The problem with this plan, analysts said, is that British voters appear to be genuinely fed up with Mr. Johnson’s rule-breaking ways. While he retains the affection of some rank-and-file Tories, the broader electorate has turned on him since a string of scandals — including lockdown-breaking parties during the height of the coronavirus pandemic and his defense of a predatory Tory lawmaker — forced him out of office.
A mere 5 percent of voters from the Labour or Liberal Democratic Parties would favor Mr. Johnson’s return to Downing Street, according to a recent poll by the market research firm Savanta. Those numbers are particularly damaging to him because Mr. Johnson built his party’s victory in 2019 by attracting disenchanted Labour voters from Britain’s Midlands and industrial north.
In the short run, Mr. Johnson faced the prospect of losing his own seat after the release of a damning report by a House of Commons committee about whether he had lied to his colleagues about attending social gatherings during the pandemic.
The committee, which handed a confidential copy of its findings to Mr. Johnson last week, plans to release the report publicly on Monday. Among its expected recommendations is a suspension of Mr. Johnson from Parliament for at least 10 days, which could have triggered a by-election in his constituency of Uxbridge and South Ruislip. That election will now be held without Mr. Johnson.
He could still try to run for a seat in a more friendly constituency, like that of Nadine Dorries, a loyalist who announced, just hours before Mr. Johnson’s resignation on Friday, that she would not compete in the next election. There is also an open seat in Henley, which he represented once before.
But Mr. Sunak and the Conservative leadership would need to approve Mr. Johnson’s candidacy. Analysts said it was hard to see them doing that, given the headaches he has caused the government.

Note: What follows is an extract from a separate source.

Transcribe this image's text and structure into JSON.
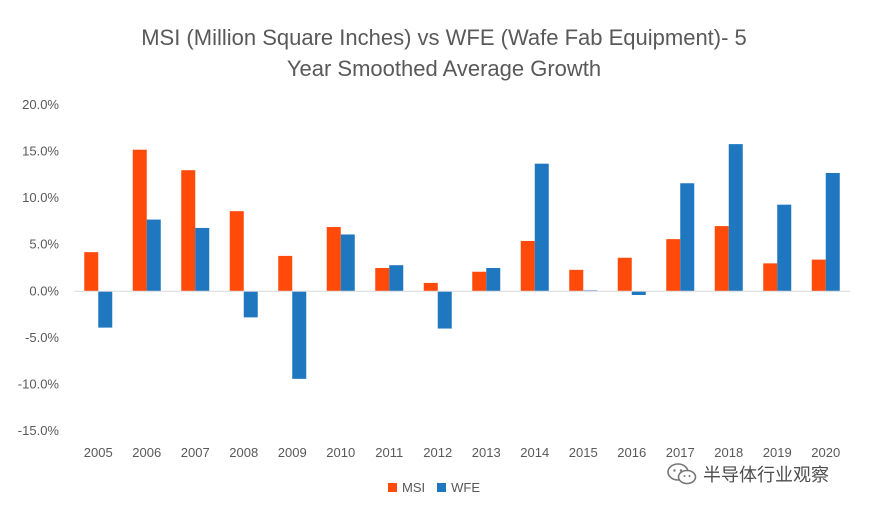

For weeks, Mr. Johnson has been a burr under the saddle. He feuded with the Cabinet Office over demands that he turn over his diaries and WhatsApp text messages to the official Covid-19 inquiry, pre-emptively offering to hand over the material in unredacted form, even as the government resisted. The drama distracted attention from Mr. Sunak’s agenda and seemed calculated to embarrass the prime minister.
Given all of that, Mr. Johnson’s Friday-night exit could be seen as a way for him to shape the narrative before the report from Parliament’s Privileges Committee comes out. He lashed out at the panel, saying that it had “not produced a shred of evidence that I knowingly or recklessly misled the Commons.”
“Their purpose from the beginning has been to find me guilty, regardless of the facts,” Mr. Johnson wrote. “This is the very definition of a kangaroo court.”
In its bitterness and sense of grievance, Mr. Johnson’s response drew parallels to that of former President Donald J. Trump, a politician to whom he is often compared, and who is now facing the repercussions of his own scandals. It was not lost on political commentators in London that Mr. Johnson’s exit from Parliament came less than 24 hours after federal prosecutors in Washington indicted Mr. Trump on charges of obstructing justice in his handling of classified documents.
But the parallel, analysts say, has its limits. Though Mr. Trump’s legal problems are arguably far greater than Mr. Johnson’s, he remains the front-runner for the 2024 Republican presidential nomination. Mr. Johnson, for all the headlines that he commands, has no comparable base of political support.
“Boris Johnson and Donald Trump both have this psychological need to soak up all the oxygen in the room,” said Jonathan Powell, who served as chief of staff to Prime Minister Tony Blair. “The problem for Boris Johnson is that he’s not getting the same resonance as Trump is with voters.”